La tâche est énorme, et le mauvais temps retarde grandement l’évacuation. Dans tout ce tumulte, il y a une femme de 37 ans, Nicole Girard-Mangin, qui garde la tête froide. Née à Paris en 1878, elle connaît déjà la Meuse, ayant passé sa jeunesse à Véry. A l’âge de 18 ans, elle se destine à la médecine et commence des études à Paris. Mais elle se marie peu après avec André Girard, exploitant viticole, et renonce dès lors à ses études pour travailler à ses côtés. Un crève-cœur … qui sera de courte durée. En 1903, suite à leur divorce, elle retourne ni une ni deux sur les bancs de l’école de médecine. A la veille de la guerre, elle est en poste dans un dispensaire pour tuberculeux de l’hôpital Beaujon à Paris, où elle effectue des recherches sur la tuberculose et le cancer. Nicole Girard-Mangin est une femme moderne, engagée et passionnée par son métier. Mais malgré cette indéniable expérience, elle doit se battre contre les préjugés de son époque. et faire face à de nombreux défis, voire injustices. En 1914, suite à erreur administrative au sein du Ministère de la Guerre, elle se retrouve mobilisée en tant que médecin militaire. L’Armée pensait avoir affaire au docteur “Gérard Mangin”.

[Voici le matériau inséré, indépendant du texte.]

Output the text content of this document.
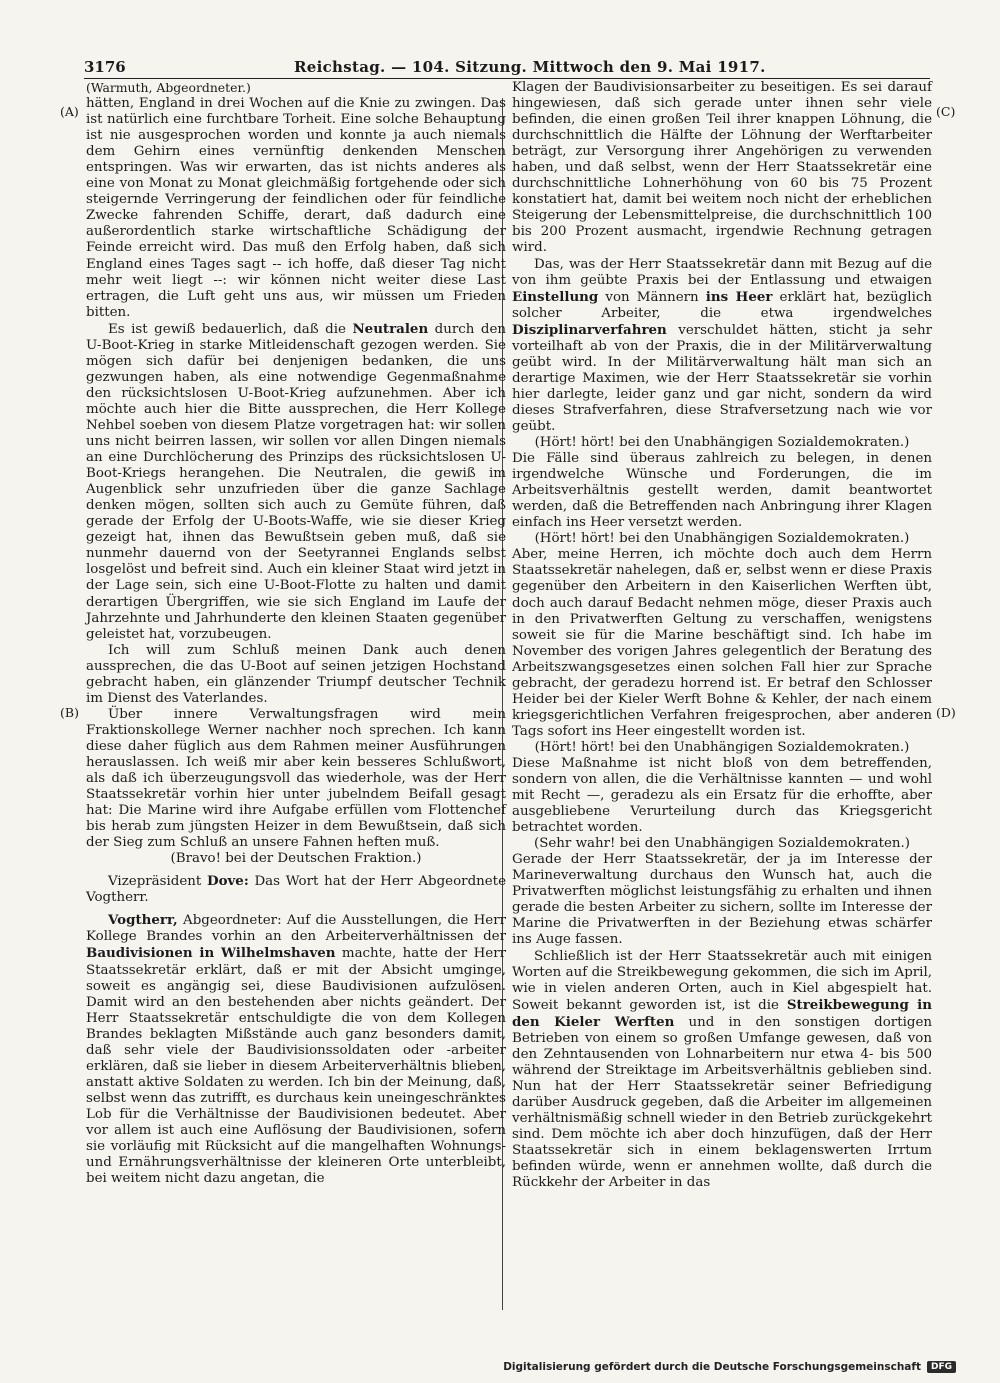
3176	Reichstag. — 104. Sitzung. Mittwoch den 9. Mai 1917.
(A)
(B)
(C)
(D)

(Warmuth, Abgeordneter.)

hätten, England in drei Wochen auf die Knie zu zwingen. Das ist natürlich eine furchtbare Torheit. Eine solche Behauptung ist nie ausgesprochen worden und konnte ja auch niemals dem Gehirn eines vernünftig denkenden Menschen entspringen. Was wir erwarten, das ist nichts anderes als eine von Monat zu Monat gleichmäßig fortgehende oder sich steigernde Verringerung der feindlichen oder für feindliche Zwecke fahrenden Schiffe, derart, daß dadurch eine außerordentlich starke wirtschaftliche Schädigung der Feinde erreicht wird. Das muß den Erfolg haben, daß sich England eines Tages sagt -- ich hoffe, daß dieser Tag nicht mehr weit liegt --: wir können nicht weiter diese Last ertragen, die Luft geht uns aus, wir müssen um Frieden bitten.

Es ist gewiß bedauerlich, daß die Neutralen durch den U-Boot-Krieg in starke Mitleidenschaft gezogen werden. Sie mögen sich dafür bei denjenigen bedanken, die uns gezwungen haben, als eine notwendige Gegenmaßnahme den rücksichtslosen U-Boot-Krieg aufzunehmen. Aber ich möchte auch hier die Bitte aussprechen, die Herr Kollege Nehbel soeben von diesem Platze vorgetragen hat: wir sollen uns nicht beirren lassen, wir sollen vor allen Dingen niemals an eine Durchlöcherung des Prinzips des rücksichtslosen U-Boot-Kriegs herangehen. Die Neutralen, die gewiß im Augenblick sehr unzufrieden über die ganze Sachlage denken mögen, sollten sich auch zu Gemüte führen, daß gerade der Erfolg der U-Boots-Waffe, wie sie dieser Krieg gezeigt hat, ihnen das Bewußtsein geben muß, daß sie nunmehr dauernd von der Seetyrannei Englands selbst losgelöst und befreit sind. Auch ein kleiner Staat wird jetzt in der Lage sein, sich eine U-Boot-Flotte zu halten und damit derartigen Übergriffen, wie sie sich England im Laufe der Jahrzehnte und Jahrhunderte den kleinen Staaten gegenüber geleistet hat, vorzubeugen.

Ich will zum Schluß meinen Dank auch denen aussprechen, die das U-Boot auf seinen jetzigen Hochstand gebracht haben, ein glänzender Triumpf deutscher Technik im Dienst des Vaterlandes.

Über innere Verwaltungsfragen wird mein Fraktionskollege Werner nachher noch sprechen. Ich kann diese daher füglich aus dem Rahmen meiner Ausführungen herauslassen. Ich weiß mir aber kein besseres Schlußwort, als daß ich überzeugungsvoll das wiederhole, was der Herr Staatssekretär vorhin hier unter jubelndem Beifall gesagt hat: Die Marine wird ihre Aufgabe erfüllen vom Flottenchef bis herab zum jüngsten Heizer in dem Bewußtsein, daß sich der Sieg zum Schluß an unsere Fahnen heften muß.

(Bravo! bei der Deutschen Fraktion.)

Vizepräsident Dove: Das Wort hat der Herr Abgeordnete Vogtherr.

Vogtherr, Abgeordneter: Auf die Ausstellungen, die Herr Kollege Brandes vorhin an den Arbeiterverhältnissen der Baudivisionen in Wilhelmshaven machte, hatte der Herr Staatssekretär erklärt, daß er mit der Absicht umginge, soweit es angängig sei, diese Baudivisionen aufzulösen. Damit wird an den bestehenden aber nichts geändert. Der Herr Staatssekretär entschuldigte die von dem Kollegen Brandes beklagten Mißstände auch ganz besonders damit, daß sehr viele der Baudivisionssoldaten oder -arbeiter erklären, daß sie lieber in diesem Arbeiterverhältnis blieben, anstatt aktive Soldaten zu werden. Ich bin der Meinung, daß, selbst wenn das zutrifft, es durchaus kein uneingeschränktes Lob für die Verhältnisse der Baudivisionen bedeutet. Aber vor allem ist auch eine Auflösung der Baudivisionen, sofern sie vorläufig mit Rücksicht auf die mangelhaften Wohnungs- und Ernährungsverhältnisse der kleineren Orte unterbleibt, bei weitem nicht dazu angetan, die

Klagen der Baudivisionsarbeiter zu beseitigen. Es sei darauf hingewiesen, daß sich gerade unter ihnen sehr viele befinden, die einen großen Teil ihrer knappen Löhnung, die durchschnittlich die Hälfte der Löhnung der Werftarbeiter beträgt, zur Versorgung ihrer Angehörigen zu verwenden haben, und daß selbst, wenn der Herr Staatssekretär eine durchschnittliche Lohnerhöhung von 60 bis 75 Prozent konstatiert hat, damit bei weitem noch nicht der erheblichen Steigerung der Lebensmittelpreise, die durchschnittlich 100 bis 200 Prozent ausmacht, irgendwie Rechnung getragen wird.

Das, was der Herr Staatssekretär dann mit Bezug auf die von ihm geübte Praxis bei der Entlassung und etwaigen Einstellung von Männern ins Heer erklärt hat, bezüglich solcher Arbeiter, die etwa irgendwelches Disziplinarverfahren verschuldet hätten, sticht ja sehr vorteilhaft ab von der Praxis, die in der Militärverwaltung geübt wird. In der Militärverwaltung hält man sich an derartige Maximen, wie der Herr Staatssekretär sie vorhin hier darlegte, leider ganz und gar nicht, sondern da wird dieses Strafverfahren, diese Strafversetzung nach wie vor geübt.

(Hört! hört! bei den Unabhängigen Sozialdemokraten.)

Die Fälle sind überaus zahlreich zu belegen, in denen irgendwelche Wünsche und Forderungen, die im Arbeitsverhältnis gestellt werden, damit beantwortet werden, daß die Betreffenden nach Anbringung ihrer Klagen einfach ins Heer versetzt werden.

(Hört! hört! bei den Unabhängigen Sozialdemokraten.)

Aber, meine Herren, ich möchte doch auch dem Herrn Staatssekretär nahelegen, daß er, selbst wenn er diese Praxis gegenüber den Arbeitern in den Kaiserlichen Werften übt, doch auch darauf Bedacht nehmen möge, dieser Praxis auch in den Privatwerften Geltung zu verschaffen, wenigstens soweit sie für die Marine beschäftigt sind. Ich habe im November des vorigen Jahres gelegentlich der Beratung des Arbeitszwangsgesetzes einen solchen Fall hier zur Sprache gebracht, der geradezu horrend ist. Er betraf den Schlosser Heider bei der Kieler Werft Bohne & Kehler, der nach einem kriegsgerichtlichen Verfahren freigesprochen, aber anderen Tags sofort ins Heer eingestellt worden ist.

(Hört! hört! bei den Unabhängigen Sozialdemokraten.)

Diese Maßnahme ist nicht bloß von dem betreffenden, sondern von allen, die die Verhältnisse kannten — und wohl mit Recht —, geradezu als ein Ersatz für die erhoffte, aber ausgebliebene Verurteilung durch das Kriegsgericht betrachtet worden.

(Sehr wahr! bei den Unabhängigen Sozialdemokraten.)

Gerade der Herr Staatssekretär, der ja im Interesse der Marineverwaltung durchaus den Wunsch hat, auch die Privatwerften möglichst leistungsfähig zu erhalten und ihnen gerade die besten Arbeiter zu sichern, sollte im Interesse der Marine die Privatwerften in der Beziehung etwas schärfer ins Auge fassen.

Schließlich ist der Herr Staatssekretär auch mit einigen Worten auf die Streikbewegung gekommen, die sich im April, wie in vielen anderen Orten, auch in Kiel abgespielt hat. Soweit bekannt geworden ist, ist die Streikbewegung in den Kieler Werften und in den sonstigen dortigen Betrieben von einem so großen Umfange gewesen, daß von den Zehntausenden von Lohnarbeitern nur etwa 4- bis 500 während der Streiktage im Arbeitsverhältnis geblieben sind. Nun hat der Herr Staatssekretär seiner Befriedigung darüber Ausdruck gegeben, daß die Arbeiter im allgemeinen verhältnismäßig schnell wieder in den Betrieb zurückgekehrt sind. Dem möchte ich aber doch hinzufügen, daß der Herr Staatssekretär sich in einem beklagenswerten Irrtum befinden würde, wenn er annehmen wollte, daß durch die Rückkehr der Arbeiter in das

Digitalisierung gefördert durch die Deutsche Forschungsgemeinschaft	DFG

La situation est inédite… Une femme médecin militaire à Verdun !
Elle est affectée dans un secteur alors calme : Verdun. Mais l’accueil qu’on lui réserve sur le front, en septembre 1914, est glacial : « Je demande un homme, on m’envoie une femme ! ». Le ton est donné. Cela n’empêche pas la docteure Girard-Mangin de faire son travail : nommée au grade de médecin auxiliaire, elle s’occupe avec détermination des malades atteints de la typhoïde à l’hôpital N°13 de Glorieux, un des quartiers de Verdun.

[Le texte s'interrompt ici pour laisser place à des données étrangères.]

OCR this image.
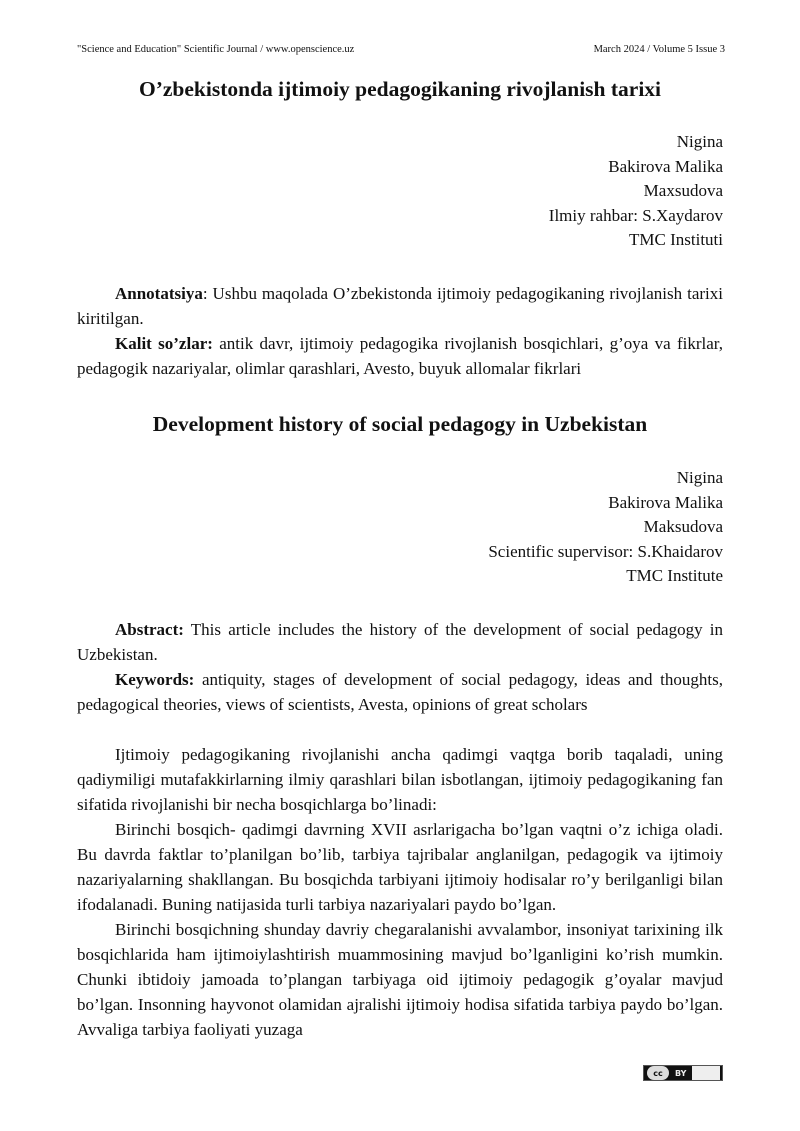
"Science and Education" Scientific Journal / www.openscience.uz	March 2024 / Volume 5 Issue 3
O’zbekistonda ijtimoiy pedagogikaning rivojlanish tarixi
Nigina
Bakirova Malika
Maxsudova
Ilmiy rahbar: S.Xaydarov
TMC Instituti

Annotatsiya: Ushbu maqolada O’zbekistonda ijtimoiy pedagogikaning rivojlanish tarixi kiritilgan.

Kalit so’zlar: antik davr, ijtimoiy pedagogika rivojlanish bosqichlari, g’oya va fikrlar, pedagogik nazariyalar, olimlar qarashlari, Avesto, buyuk allomalar fikrlari

Development history of social pedagogy in Uzbekistan
Nigina
Bakirova Malika
Maksudova
Scientific supervisor: S.Khaidarov
TMC Institute

Abstract: This article includes the history of the development of social pedagogy in Uzbekistan.

Keywords: antiquity, stages of development of social pedagogy, ideas and thoughts, pedagogical theories, views of scientists, Avesta, opinions of great scholars

Ijtimoiy pedagogikaning rivojlanishi ancha qadimgi vaqtga borib taqaladi, uning qadiymiligi mutafakkirlarning ilmiy qarashlari bilan isbotlangan, ijtimoiy pedagogikaning fan sifatida rivojlanishi bir necha bosqichlarga bo’linadi:

Birinchi bosqich- qadimgi davrning XVII asrlarigacha bo’lgan vaqtni o’z ichiga oladi. Bu davrda faktlar to’planilgan bo’lib, tarbiya tajribalar anglanilgan, pedagogik va ijtimoiy nazariyalarning shakllangan. Bu bosqichda tarbiyani ijtimoiy hodisalar ro’y berilganligi bilan ifodalanadi. Buning natijasida turli tarbiya nazariyalari paydo bo’lgan.

Birinchi bosqichning shunday davriy chegaralanishi avvalambor, insoniyat tarixining ilk bosqichlarida ham ijtimoiylashtirish muammosining mavjud bo’lganligini ko’rish mumkin. Chunki ibtidoiy jamoada to’plangan tarbiyaga oid ijtimoiy pedagogik g’oyalar mavjud bo’lgan. Insonning hayvonot olamidan ajralishi ijtimoiy hodisa sifatida tarbiya paydo bo’lgan. Avvaliga tarbiya faoliyati yuzaga

cc	BY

En cette fin de février 1916, les Allemands arrivent, il est temps d’évacuer… La panique s’empare de la ville. Rapidement, les routes sont encombrées de véhicules sanitaires remplis de blessés. Nicole Mangin assure sa mission : elle organise avec professionnalisme l’évacuation de son service jusqu’à l’hôpital de Bar-le-Duc. Pourtant, il reste une poignée de malades intransportables et mourants. La docteure, qui connaît bien ces convalescents, refuse de les abandonner. La pression de la bataille est de plus en plus importante. Des masses de blessés affluent à l’hôpital de Glorieux. Ces derniers, traumatisés par leur expérience en première ligne, racontent ce qu’ils ont vu, ce qu’ils ont entendu. Impossible pour Nicole Mangin et ses camarades de vérifier toutes ces informations. La panique augmente, d’autant que l’hôpital est désormais plongé dans le noir suite à une coupure d’électricité.

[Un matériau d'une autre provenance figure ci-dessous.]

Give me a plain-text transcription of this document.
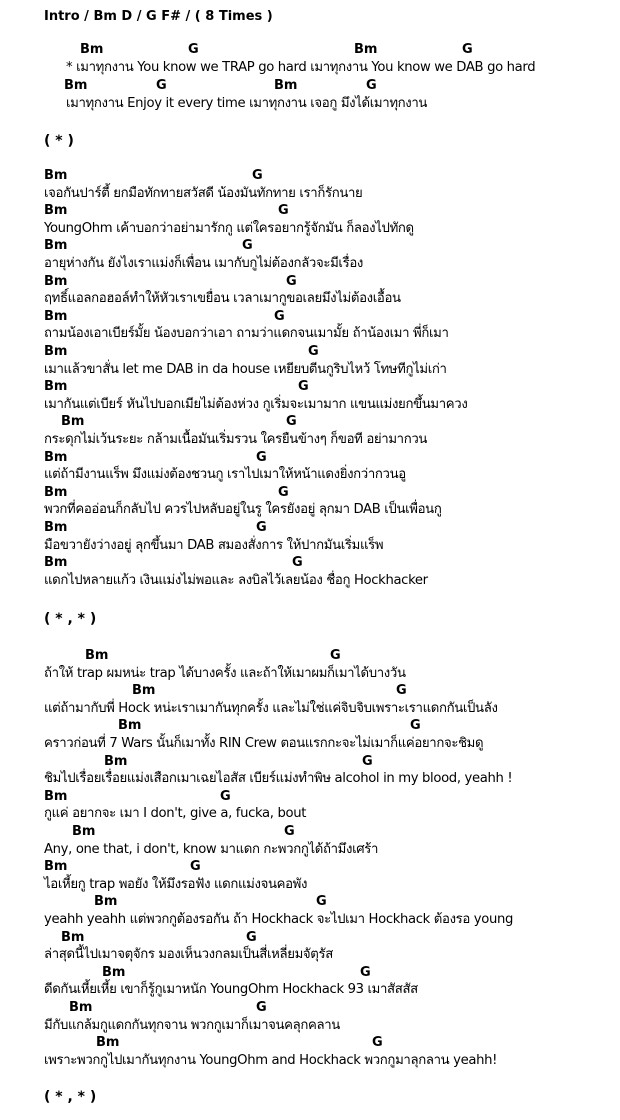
Intro / Bm D / G F# / ( 8 Times )
Bm	G	Bm	G
* เมาทุกงาน You know we TRAP go hard เมาทุกงาน You know we DAB go hard
Bm	G	Bm	G
เมาทุกงาน Enjoy it every time เมาทุกงาน เจอกู มึงได้เมาทุกงาน
( * )
Bm	G
เจอกันปาร์ตี้ ยกมือทักทายสวัสดี น้องมันทักทาย เราก็รักนาย
Bm	G
YoungOhm เค้าบอกว่าอย่ามารักกู แต่ใครอยากรู้จักมัน ก็ลองไปทักดู
Bm	G
อายุห่างกัน ยังไงเราแม่งก็เพื่อน เมากับกูไม่ต้องกลัวจะมีเรื่อง
Bm	G
ฤทธิ์แอลกอฮอล์ทำให้หัวเราเขยื่อน เวลาเมากูขอเลยมึงไม่ต้องเอื้อน
Bm	G
ถามน้องเอาเบียร์มั้ย น้องบอกว่าเอา ถามว่าแดกจนเมามั้ย ถ้าน้องเมา พี่ก็เมา
Bm	G
เมาแล้วขาสั่น let me DAB in da house เหยียบตีนกูริบไหว้ โทษทีกูไม่เก่า
Bm	G
เมากันแต่เบียร์ หันไปบอกเมียไม่ต้องห่วง กูเริ่มจะเมามาก แขนแม่งยกขึ้นมาควง
Bm	G
กระดุกไม่เว้นระยะ กล้ามเนื้อมันเริ่มรวน ใครยืนข้างๆ ก็ขอที อย่ามากวน
Bm	G
แต่ถ้ามีงานแร็พ มึงแม่งต้องชวนกู เราไปเมาให้หน้าแดงยิ่งกว่ากวนอู
Bm	G
พวกที่คออ่อนก็กลับไป ควรไปหลับอยู่ในรู ใครยังอยู่ ลุกมา DAB เป็นเพื่อนกู
Bm	G
มือขวายังว่างอยู่ ลุกขึ้นมา DAB สมองสั่งการ ให้ปากมันเริ่มแร็พ
Bm	G
แดกไปหลายแก้ว เงินแม่งไม่พอและ ลงบิลไว้เลยน้อง ชื่อกู Hockhacker
( * , * )
Bm	G
ถ้าให้ trap ผมหน่ะ trap ได้บางครั้ง และถ้าให้เมาผมก็เมาได้บางวัน
Bm	G
แต่ถ้ามากับพี่ Hock หน่ะเราเมากันทุกครั้ง และไม่ใช่แค่จิบจิบเพราะเราแดกกันเป็นลัง
Bm	G
คราวก่อนที่ 7 Wars นั้นก็เมาทั้ง RIN Crew ตอนแรกกะจะไม่เมาก็แค่อยากจะชิมดู
Bm	G
ชิมไปเรื่อยเรื่อยแม่งเสือกเมาเฉยไอสัส เบียร์แม่งทำพิษ alcohol in my blood, yeahh !
Bm	G
กูแค่ อยากจะ เมา I don't, give a, fucka, bout
Bm	G
Any, one that, i don't, know มาแดก กะพวกกูได้ถ้ามึงเศร้า
Bm	G
ไอเหี้ยกู trap พอยัง ให้มึงรอฟัง แดกแม่งจนคอพัง
Bm	G
yeahh yeahh แต่พวกกูต้องรอกัน ถ้า Hockhack จะไปเมา Hockhack ต้องรอ young
Bm	G
ล่าสุดนี้ไปเมาจตุจักร มองเห็นวงกลมเป็นสี่เหลี่ยมจัตุรัส
Bm	G
ดีดกันเหี้ยเหี้ย เขาก็รู้กูเมาหนัก YoungOhm Hockhack 93 เมาสัสสัส
Bm	G
มีกับแกล้มกูแดกกันทุกจาน พวกกูเมาก็เมาจนคลุกคลาน
Bm	G
เพราะพวกกูไปเมากันทุกงาน YoungOhm and Hockhack พวกกูมาลุกลาน yeahh!
( * , * )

Le bombardement intensif rend rapidement la position intenable, et l’évacuation définitive du personnel de santé est décidée le 25 février. A bord d’une voiture sanitaire, Nicole évacue ses derniers convalescents vers Froidos. La route est dangereuse et la traversée semble interminable, au milieu des obus qui tombent et des éclats qui frappent le véhicule. Nicole est alors touchée au visage. Heureusement, la blessure est superficielle et n’entame pas l’abnégation de la docteure. Malgré son extrême fatigue, Nicole Mangin reste en poste dans le secteur de Verdun jusqu’en novembre 1916. Dix mois de présence, de réconfort et de soins dispensés aux centaines de blessés apportés chaque jour. Malgré ses états de service et sa détermination qui lui valent des promotions, l’Armée lui refuse toute distinction… Elle s’est éteinte prématurément en 1919, probablement des suites d’un intense surmenage. Elle avait 40 ans. Avec sa contemporaine Marie Curie, elle a bouleversé l’image des femmes dans la médecine, prouvant qu’elles étaient capables d’agir aussi efficacement et courageusement que les hommes.